O ex-juiz federal Wálter Maierovitch disse, na última quarta-feira (12), durante a programação do UOL News, que o Ministério Público tem que investigar com urgência os repasses milionários feitos pelo Banco Master e pela Reag a políticos, incluindo ACM Neto, que teria recebido R$ 3,6 milhões.
Segundo Maierovitch, se os recursos foram repassados durante o período eleitoral, o caso pode configurar abuso de poder econômico, prática que desequilibra disputas e compromete a democracia.
Entendo o caso
Um relatório do Conselho de Controle de Atividades Financeiras (Coaf) apontou que uma empresa ligada ao ex-prefeito de Salvador ACM Neto, vice-presidente nacional do União Brasil e pré-candidato ao governo da Bahia, recebeu R$ 3,6 milhões do Banco Master e da gestora de recursos Reag Investimentos. A informação é do jornal O Globo.

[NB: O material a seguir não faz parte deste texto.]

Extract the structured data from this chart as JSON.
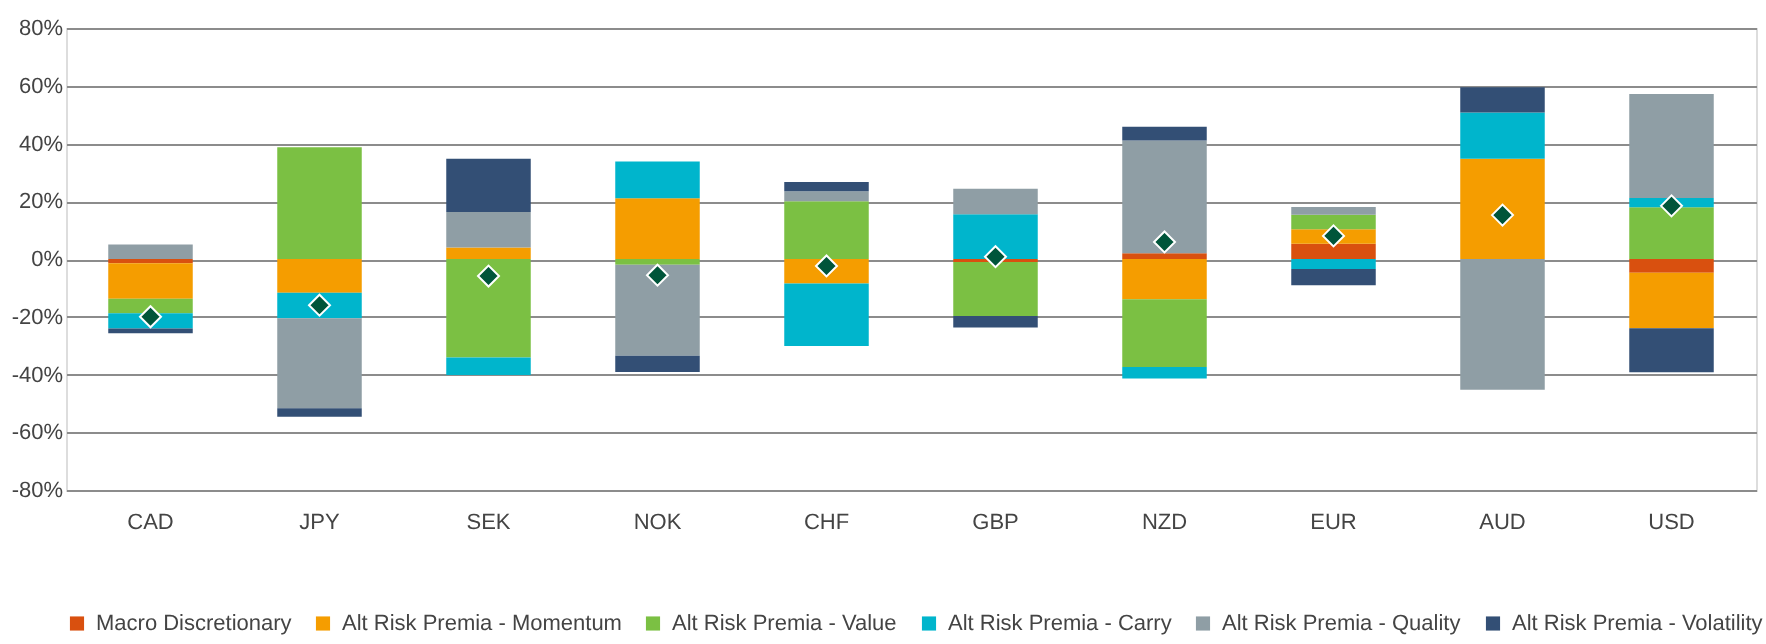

De acordo com o documento, os repasses ocorreram logo após as eleições de 2022 e também entre março de 2023 e maio de 2024. Procurado, ACM Neto confirmou que recebeu os valores e afirmou que os pagamentos são referentes a serviços de consultoria prestados por sua empresa.
Empresa foi aberta após as eleições
A empresa A&M Consultoria Ltda., da qual ACM Neto é sócio ao lado da esposa, foi criada em 28 de dezembro de 2022, poucos meses após o pleito eleitoral daquele ano. O capital social registrado é de R$ 2 mil.
Segundo dados da Receita Federal, a atividade principal da empresa é a prestação de serviços de consultoria em gestão empresarial, além de atuação secundária de apoio à educação.
Valores e movimentações
O relatório do Coaf indica que, entre junho de 2023 e maio de 2024, a empresa recebeu:
- R$ 1,5 milhão em 11 repasses da Reag
- R$ 1,3 milhão em nove repasses do Banco Master
- No período, o total chegou a R$ 2,9 milhões.
Antes disso, a empresa também recebeu R$ 422,3 mil do Banco Master e R$ 281,5 mil da Reag entre março e junho de 2023.
Após ter o nome citado, o ex-prefeito enviou uma nota ao BNEWS esclarecendo o recebimento de R$ 3,6 milhões do Banco Master e da gestora de recursos Reag Investimentos. As informações constam em relatório do Conselho de Controle de Atividades Financeiras (Coaf).
“Os serviços por mim prestados não envolveram qualquer tipo de irregularidade e não têm correlação com os temas que se noticia estarem sob investigação”, afirmou na nota.